Racha entre Tarcísio e centrão faz partido discutir novo nome ao governo

O governador de São Paulo, Tarcísio de Freitas. Foto: Divulgação

O Partido Progressistas (PP) intensificou nos últimos dias as cobranças públicas ao governador de São Paulo, Tarcísio de Freitas, alegando falta de apoio político e dificuldades na relação institucional com a legenda. O foco principal da insatisfação é a ausência de respaldo claro à candidatura de Guilherme Derrite ao Senado em 2026, além de queixas sobre comunicação e atenção a parlamentares do partido.

Segundo dirigentes do PP, o desconforto se agravou nos últimos meses e já provoca discussões internas sobre a possibilidade de lançar uma candidatura própria ao Palácio dos Bandeirantes. A movimentação ocorre mesmo após Tarcísio ter sinalizado publicamente que pretende disputar a reeleição ao governo paulista.
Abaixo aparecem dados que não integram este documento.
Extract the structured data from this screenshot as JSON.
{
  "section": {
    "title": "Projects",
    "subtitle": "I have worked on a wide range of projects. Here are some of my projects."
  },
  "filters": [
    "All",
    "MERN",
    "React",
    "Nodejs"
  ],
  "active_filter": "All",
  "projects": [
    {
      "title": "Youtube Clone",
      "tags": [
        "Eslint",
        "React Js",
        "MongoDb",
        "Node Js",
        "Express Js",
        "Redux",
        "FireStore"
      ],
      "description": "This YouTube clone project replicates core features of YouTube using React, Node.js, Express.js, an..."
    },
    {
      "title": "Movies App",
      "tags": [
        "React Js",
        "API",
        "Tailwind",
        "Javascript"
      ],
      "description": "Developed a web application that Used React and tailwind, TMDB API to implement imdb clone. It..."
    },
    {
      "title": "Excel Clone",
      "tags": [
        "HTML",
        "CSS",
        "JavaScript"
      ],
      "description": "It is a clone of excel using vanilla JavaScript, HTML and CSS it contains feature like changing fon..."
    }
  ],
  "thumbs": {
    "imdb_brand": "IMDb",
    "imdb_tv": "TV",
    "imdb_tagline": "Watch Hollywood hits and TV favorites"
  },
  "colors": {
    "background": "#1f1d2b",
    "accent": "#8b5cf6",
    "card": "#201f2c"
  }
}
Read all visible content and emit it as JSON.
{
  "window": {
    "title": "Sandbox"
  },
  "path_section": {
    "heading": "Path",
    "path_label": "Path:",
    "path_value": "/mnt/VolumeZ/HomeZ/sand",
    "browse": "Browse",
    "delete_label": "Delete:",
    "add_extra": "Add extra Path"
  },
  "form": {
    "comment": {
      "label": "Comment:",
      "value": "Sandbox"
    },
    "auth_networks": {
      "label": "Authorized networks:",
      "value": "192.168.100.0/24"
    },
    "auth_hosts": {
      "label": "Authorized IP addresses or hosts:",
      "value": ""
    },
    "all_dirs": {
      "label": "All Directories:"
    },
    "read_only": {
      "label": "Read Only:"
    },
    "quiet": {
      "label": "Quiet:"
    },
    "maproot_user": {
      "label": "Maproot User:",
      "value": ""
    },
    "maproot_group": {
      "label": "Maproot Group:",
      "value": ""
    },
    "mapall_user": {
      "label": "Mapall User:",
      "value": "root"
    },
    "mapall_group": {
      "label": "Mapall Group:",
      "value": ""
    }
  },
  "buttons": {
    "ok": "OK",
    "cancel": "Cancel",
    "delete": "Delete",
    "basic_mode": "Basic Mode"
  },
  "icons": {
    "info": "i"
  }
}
Em nota divulgada neste sábado (27), o diretório estadual do partido afirma existir um “crescente descontentamento de prefeitos da legenda” com a atual gestão estadual. O texto menciona que o PP conta hoje com 54 prefeitos em São Paulo, o que amplia o peso político da insatisfação dentro da sigla.

Ainda de acordo com a nota, o partido já avalia nomes para uma eventual candidatura própria ao governo. Um deles é Filipe Sabará, ex-secretário nas gestões municipal e estadual de João Doria e que atualmente atua na interlocução de Flávio Bolsonaro com empresários da região da Faria Lima.

Filipe Sabará, ex-secretário nas gestões municipal. Foto: Divulgação

Outro nome citado internamente é o do deputado federal Ricardo Salles, que atualmente está filiado ao Novo. A eventual filiação ou apoio do parlamentar seria analisada como parte de uma estratégia mais ampla para fortalecer a presença do PP na disputa estadual.

“Há queixas recorrentes sobre a falta de atenção a parlamentares, dificuldades de comunicação e uma percepção de distanciamento entre membros do atual governo estadual e a direção partidária do Progressistas, tanto em nível nacional quanto estadual”, afirma a nota divulgada pelo partido, explicitando o tom crítico adotado pela legenda.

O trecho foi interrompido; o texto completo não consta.